The vicious bear market in bonds that began last fall continued this week with the 2-year Treasury note touching 2.33% this afternoon.  Recall that the 2-year note closed last week just below 2.00%.  Fed speakers were again the driver of the selloff, strongly suggesting a 50 basis point hike at the May 4th FOMC meeting and potentially another 50 basis point at the June 15th meeting.  Citibank is forecasting four 50 basis point hikes this year, while Goldman Sachs is expecting that the 2-year note will end the year at 2.90%.  Those forecasts and retail liquidation of their fixed income holdings is behind the relentless selling.  Ironically, equity investors seem to be unfazed by the sharp selloff in fixed income.  Since hitting the low for the year in late February, the S&P 500 index has rallied nearly 10%.
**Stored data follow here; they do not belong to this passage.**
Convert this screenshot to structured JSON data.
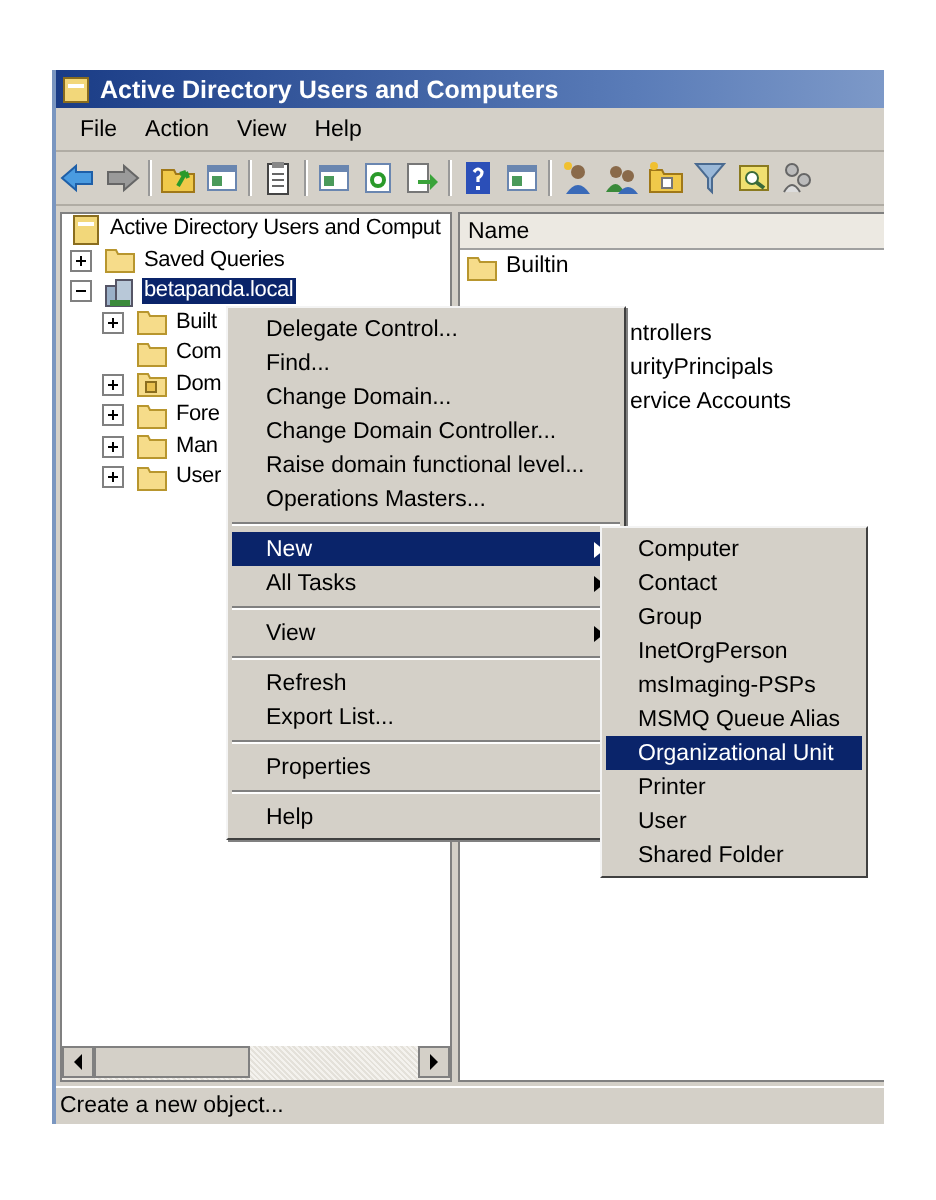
{
  "window": {
    "title": "Active Directory Users and Computers"
  },
  "menu_bar": [
    "File",
    "Action",
    "View",
    "Help"
  ],
  "tree": {
    "root": "Active Directory Users and Comput",
    "items": [
      {
        "label": "Saved Queries",
        "kind": "folder",
        "expandable": true,
        "expanded": false,
        "selected": false
      },
      {
        "label": "betapanda.local",
        "kind": "domain",
        "expandable": true,
        "expanded": true,
        "selected": true,
        "children": [
          {
            "label": "Built",
            "kind": "folder",
            "expandable": true,
            "expanded": false,
            "selected": false
          },
          {
            "label": "Com",
            "kind": "folder",
            "expandable": false,
            "expanded": false,
            "selected": false
          },
          {
            "label": "Dom",
            "kind": "ou",
            "expandable": true,
            "expanded": false,
            "selected": false
          },
          {
            "label": "Fore",
            "kind": "folder",
            "expandable": true,
            "expanded": false,
            "selected": false
          },
          {
            "label": "Man",
            "kind": "folder",
            "expandable": true,
            "expanded": false,
            "selected": false
          },
          {
            "label": "User",
            "kind": "folder",
            "expandable": true,
            "expanded": false,
            "selected": false
          }
        ]
      }
    ]
  },
  "list": {
    "columns": [
      "Name"
    ],
    "rows": [
      {
        "name": "Builtin",
        "kind": "folder"
      },
      {
        "name": "",
        "kind": "hidden"
      },
      {
        "name": "ntrollers",
        "kind": "covered"
      },
      {
        "name": "urityPrincipals",
        "kind": "covered"
      },
      {
        "name": "ervice Accounts",
        "kind": "covered"
      }
    ]
  },
  "context_menu": [
    {
      "kind": "item",
      "label": "Delegate Control...",
      "submenu": false,
      "selected": false
    },
    {
      "kind": "item",
      "label": "Find...",
      "submenu": false,
      "selected": false
    },
    {
      "kind": "item",
      "label": "Change Domain...",
      "submenu": false,
      "selected": false
    },
    {
      "kind": "item",
      "label": "Change Domain Controller...",
      "submenu": false,
      "selected": false
    },
    {
      "kind": "item",
      "label": "Raise domain functional level...",
      "submenu": false,
      "selected": false
    },
    {
      "kind": "item",
      "label": "Operations Masters...",
      "submenu": false,
      "selected": false
    },
    {
      "kind": "separator"
    },
    {
      "kind": "item",
      "label": "New",
      "submenu": true,
      "selected": true
    },
    {
      "kind": "item",
      "label": "All Tasks",
      "submenu": true,
      "selected": false
    },
    {
      "kind": "separator"
    },
    {
      "kind": "item",
      "label": "View",
      "submenu": true,
      "selected": false
    },
    {
      "kind": "separator"
    },
    {
      "kind": "item",
      "label": "Refresh",
      "submenu": false,
      "selected": false
    },
    {
      "kind": "item",
      "label": "Export List...",
      "submenu": false,
      "selected": false
    },
    {
      "kind": "separator"
    },
    {
      "kind": "item",
      "label": "Properties",
      "submenu": false,
      "selected": false
    },
    {
      "kind": "separator"
    },
    {
      "kind": "item",
      "label": "Help",
      "submenu": false,
      "selected": false
    }
  ],
  "submenu": [
    {
      "label": "Computer",
      "selected": false
    },
    {
      "label": "Contact",
      "selected": false
    },
    {
      "label": "Group",
      "selected": false
    },
    {
      "label": "InetOrgPerson",
      "selected": false
    },
    {
      "label": "msImaging-PSPs",
      "selected": false
    },
    {
      "label": "MSMQ Queue Alias",
      "selected": false
    },
    {
      "label": "Organizational Unit",
      "selected": true
    },
    {
      "label": "Printer",
      "selected": false
    },
    {
      "label": "User",
      "selected": false
    },
    {
      "label": "Shared Folder",
      "selected": false
    }
  ],
  "status_bar": "Create a new object..."
}
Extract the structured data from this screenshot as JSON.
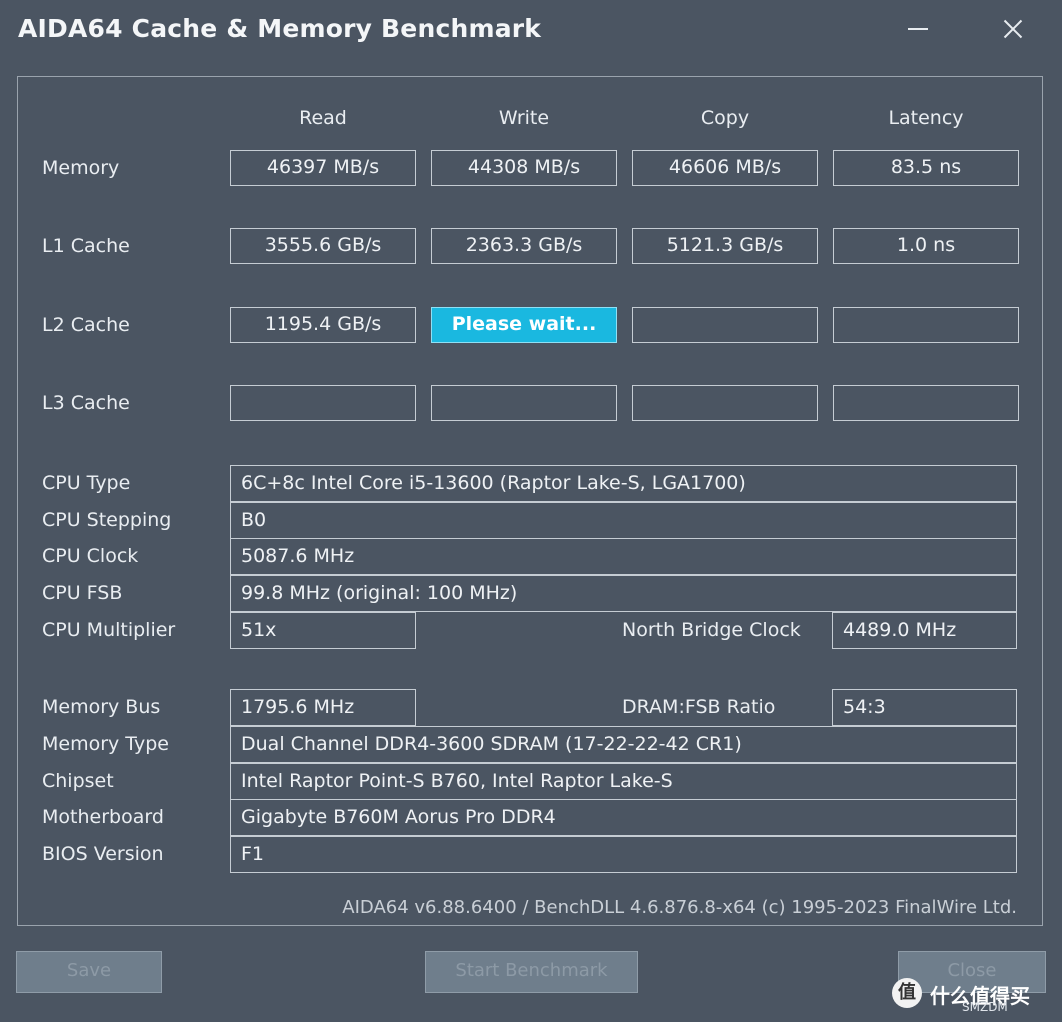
{
  "window": {
    "title": "AIDA64 Cache & Memory Benchmark"
  },
  "columns": [
    "Read",
    "Write",
    "Copy",
    "Latency"
  ],
  "bench_rows": [
    {
      "label": "Memory",
      "read": "46397 MB/s",
      "write": "44308 MB/s",
      "copy": "46606 MB/s",
      "latency": "83.5 ns"
    },
    {
      "label": "L1 Cache",
      "read": "3555.6 GB/s",
      "write": "2363.3 GB/s",
      "copy": "5121.3 GB/s",
      "latency": "1.0 ns"
    },
    {
      "label": "L2 Cache",
      "read": "1195.4 GB/s",
      "write": "Please wait...",
      "copy": "",
      "latency": ""
    },
    {
      "label": "L3 Cache",
      "read": "",
      "write": "",
      "copy": "",
      "latency": ""
    }
  ],
  "cpu": {
    "type_label": "CPU Type",
    "type": "6C+8c Intel Core i5-13600  (Raptor Lake-S, LGA1700)",
    "stepping_label": "CPU Stepping",
    "stepping": "B0",
    "clock_label": "CPU Clock",
    "clock": "5087.6 MHz",
    "fsb_label": "CPU FSB",
    "fsb": "99.8 MHz  (original: 100 MHz)",
    "multiplier_label": "CPU Multiplier",
    "multiplier": "51x",
    "nb_clock_label": "North Bridge Clock",
    "nb_clock": "4489.0 MHz"
  },
  "memory": {
    "bus_label": "Memory Bus",
    "bus": "1795.6 MHz",
    "ratio_label": "DRAM:FSB Ratio",
    "ratio": "54:3",
    "type_label": "Memory Type",
    "type": "Dual Channel DDR4-3600 SDRAM  (17-22-22-42 CR1)",
    "chipset_label": "Chipset",
    "chipset": "Intel Raptor Point-S B760, Intel Raptor Lake-S",
    "motherboard_label": "Motherboard",
    "motherboard": "Gigabyte B760M Aorus Pro DDR4",
    "bios_label": "BIOS Version",
    "bios": "F1"
  },
  "footer": "AIDA64 v6.88.6400 / BenchDLL 4.6.876.8-x64  (c) 1995-2023 FinalWire Ltd.",
  "buttons": {
    "save": "Save",
    "start": "Start Benchmark",
    "close": "Close"
  },
  "watermark": {
    "logo": "值",
    "text": "什么值得买",
    "site": "SMZDM"
  },
  "colors": {
    "background": "#4b5562",
    "wait_highlight": "#1ab8e0",
    "border": "#c5ccd3"
  }
}
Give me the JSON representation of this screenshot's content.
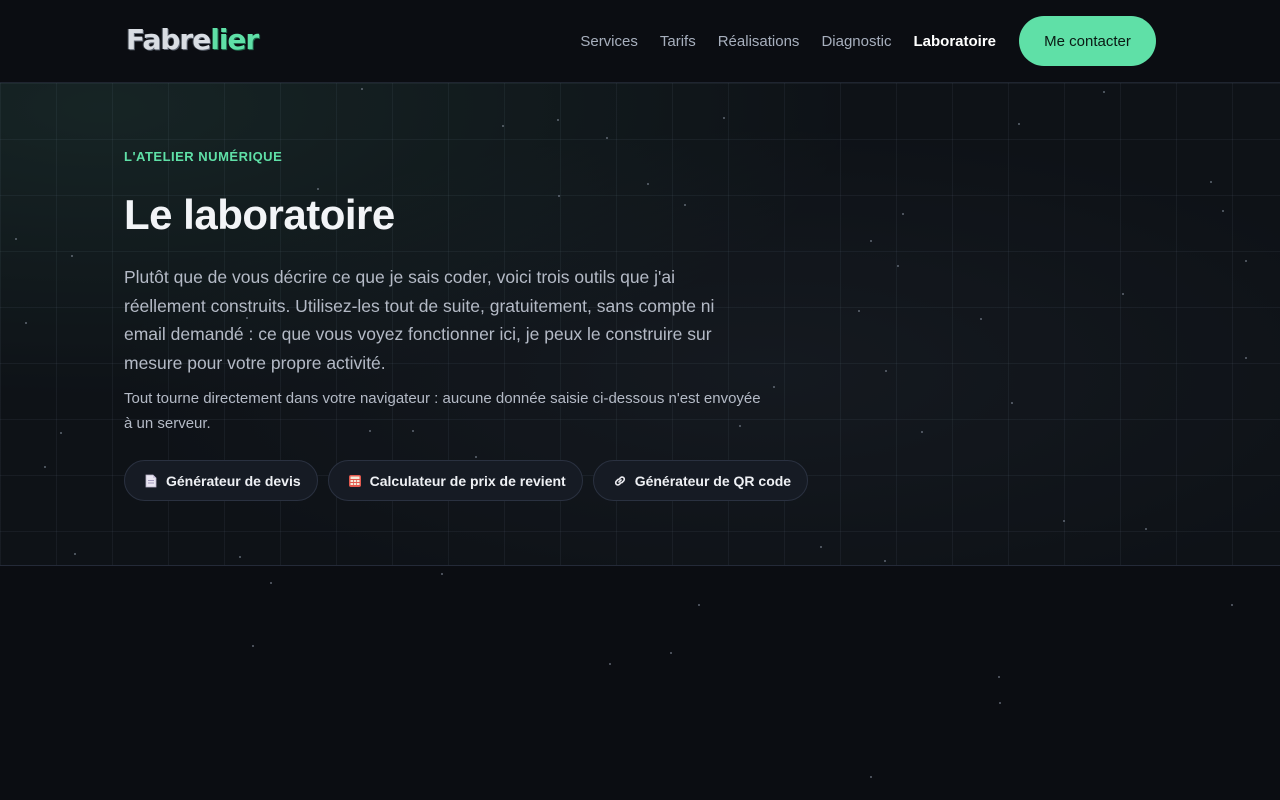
{
  "header": {
    "logo_part1": "Fabre",
    "logo_part2": "lier",
    "nav": [
      "Services",
      "Tarifs",
      "Réalisations",
      "Diagnostic",
      "Laboratoire"
    ],
    "active_nav": "Laboratoire",
    "cta_label": "Me contacter"
  },
  "hero": {
    "eyebrow": "L'ATELIER NUMÉRIQUE",
    "title": "Le laboratoire",
    "lead": "Plutôt que de vous décrire ce que je sais coder, voici trois outils que j'ai réellement construits. Utilisez-les tout de suite, gratuitement, sans compte ni email demandé : ce que vous voyez fonctionner ici, je peux le construire sur mesure pour votre propre activité.",
    "note": "Tout tourne directement dans votre navigateur : aucune donnée saisie ci-dessous n'est envoyée à un serveur.",
    "tools": [
      {
        "label": "Générateur de devis",
        "icon": "document-icon"
      },
      {
        "label": "Calculateur de prix de revient",
        "icon": "calculator-icon"
      },
      {
        "label": "Générateur de QR code",
        "icon": "link-icon"
      }
    ]
  },
  "colors": {
    "accent": "#5fe0a7",
    "background": "#0b0d12",
    "hero_background": "#0e1217"
  }
}
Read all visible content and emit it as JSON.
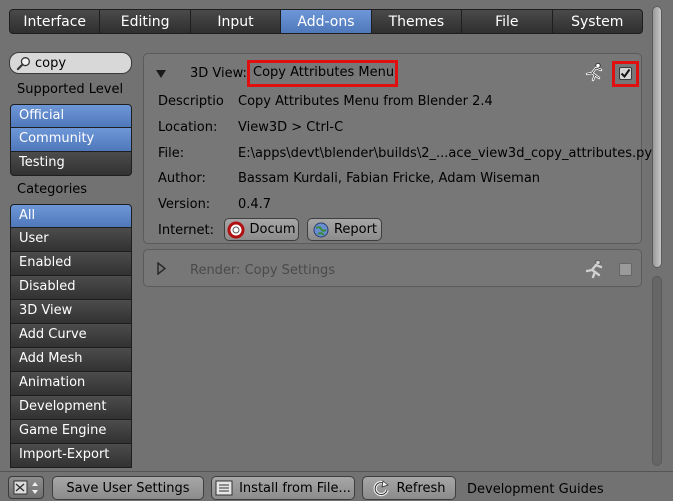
{
  "tabs": [
    {
      "label": "Interface",
      "active": false
    },
    {
      "label": "Editing",
      "active": false
    },
    {
      "label": "Input",
      "active": false
    },
    {
      "label": "Add-ons",
      "active": true
    },
    {
      "label": "Themes",
      "active": false
    },
    {
      "label": "File",
      "active": false
    },
    {
      "label": "System",
      "active": false
    }
  ],
  "search": {
    "value": "copy",
    "icon": "search-icon"
  },
  "sidebar": {
    "support_heading": "Supported Level",
    "support_levels": [
      {
        "label": "Official",
        "selected": true
      },
      {
        "label": "Community",
        "selected": true
      },
      {
        "label": "Testing",
        "selected": false
      }
    ],
    "categories_heading": "Categories",
    "categories": [
      {
        "label": "All",
        "selected": true
      },
      {
        "label": "User",
        "selected": false
      },
      {
        "label": "Enabled",
        "selected": false
      },
      {
        "label": "Disabled",
        "selected": false
      },
      {
        "label": "3D View",
        "selected": false
      },
      {
        "label": "Add Curve",
        "selected": false
      },
      {
        "label": "Add Mesh",
        "selected": false
      },
      {
        "label": "Animation",
        "selected": false
      },
      {
        "label": "Development",
        "selected": false
      },
      {
        "label": "Game Engine",
        "selected": false
      },
      {
        "label": "Import-Export",
        "selected": false
      }
    ]
  },
  "addon1": {
    "title_prefix": "3D View:",
    "title_name": "Copy Attributes Menu",
    "enabled": true,
    "details": [
      {
        "key": "Descriptio",
        "value": "Copy Attributes Menu from Blender 2.4"
      },
      {
        "key": "Location:",
        "value": "View3D > Ctrl-C"
      },
      {
        "key": "File:",
        "value": "E:\\apps\\devt\\blender\\builds\\2_...ace_view3d_copy_attributes.py"
      },
      {
        "key": "Author:",
        "value": "Bassam Kurdali, Fabian Fricke, Adam Wiseman"
      },
      {
        "key": "Version:",
        "value": "0.4.7"
      }
    ],
    "internet_label": "Internet:",
    "doc_button": "Docum",
    "report_button": "Report"
  },
  "addon2": {
    "title": "Render: Copy Settings",
    "enabled": false
  },
  "bottom": {
    "save_label": "Save User Settings",
    "install_label": "Install from File...",
    "refresh_label": "Refresh",
    "guides_label": "Development Guides"
  },
  "colors": {
    "accent": "#5b85c8",
    "highlight_box": "#e01010",
    "background": "#727272"
  }
}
Against that backdrop, the Pound Sterling and Euro traded sideways for the week, as FX traders speculated whether the Band of England and the European Central Bank will follow the Fed in their inflation fighting odyssey.  The same can’t be said for the Japanese currency which plunged in value versus the U.S. Dollar.  The Bank of Japan has communicated that a weaker Yen is positive for the Japanese economy and will not dissuade BOJ head Kuroda from continuing the Central Banks emergency monetary policy.

This was a fairly light week for economic releases, but the decline in home sales caught our attention.  Clearly the driver of the drop is rising mortgage rates.  The average 30-year mortgage rate climbed above 4.5%  this week.  We’ll be watching that sector closely, as it is a significant driver of the overall economy.   New home buyers are not bond traders, but they surely have noticed that when mortgage rates rose over the last few years, they did so temporarily and if the buyer or refinancer simply waited, they would be able to lock in at a lower rate.  That’s not likely to repeat itself in the foreseeable future.

Also of note was this morning’s release of the University of Michigan surveys.  The forward looking expected change in prices during the coming year rose to 5.4%, up from 4.9% last month and anecdotal evidence that consumer’s don’t believe the Fed’s newly adopted inflation fighting prowess will tame prices.